The funny, and pleasing, thing is that once we arrived at Panera, and she was seated at Panera, she smiled and told me that she felt better. We have now been here for an hour. She has been engaged with her jigsaw puzzles on the iPad. It is unusual, but she hasn’t suggested that I get her anything else to eat beyond the normal blueberry muffin that I ordered when we first arrived. This seems to suggest that she got a lift simply by getting out of the house.

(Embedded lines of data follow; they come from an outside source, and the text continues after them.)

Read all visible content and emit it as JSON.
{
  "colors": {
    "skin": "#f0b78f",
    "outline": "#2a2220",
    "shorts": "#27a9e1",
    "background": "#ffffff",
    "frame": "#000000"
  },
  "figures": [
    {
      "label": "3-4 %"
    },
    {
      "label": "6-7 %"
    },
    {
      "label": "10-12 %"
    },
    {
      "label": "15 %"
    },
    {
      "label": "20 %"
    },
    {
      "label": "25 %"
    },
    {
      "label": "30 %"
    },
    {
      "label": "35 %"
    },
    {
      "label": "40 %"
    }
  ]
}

I had planned to call a friend whose wife has Alzheimer’s about our getting together this afternoon. We have met before, but it has been a long time. Now I am hesitant to schedule anything until I feel comfortable that Kate is all right. These are the kinds of challenges one faces. I am in that in between time when Kate is not ready for a companion to stay with her, and I feel the need to be with her as much as possible.
Kate finally decided the new computer is not for her. The big factor is the size of the screen. It is to small for editing pictures. I have spent hours getting everything on the new computer. Tomorrow I will spend less time taking things off and preparing to return it to Dell. I may explore giving it to a grandchild first, but I think Kevin’s children are so used to the Apple that going to a PC would not be appealing to them.
Once again, Kate was in bed quite early last night – around 7:30. She did not seem especially depressed, but I think her being tired is related to her discouragement. This morning she left a pot boiling on the stove. It had a peach in it. She was intending to loosen the skin to remove it but forgot about it. I could tell this was another blow for her. She just keeps running into things that make her feel she can’t do anything right. It, of course, saddens me as well. This is just a further indication of the changes that are taking place.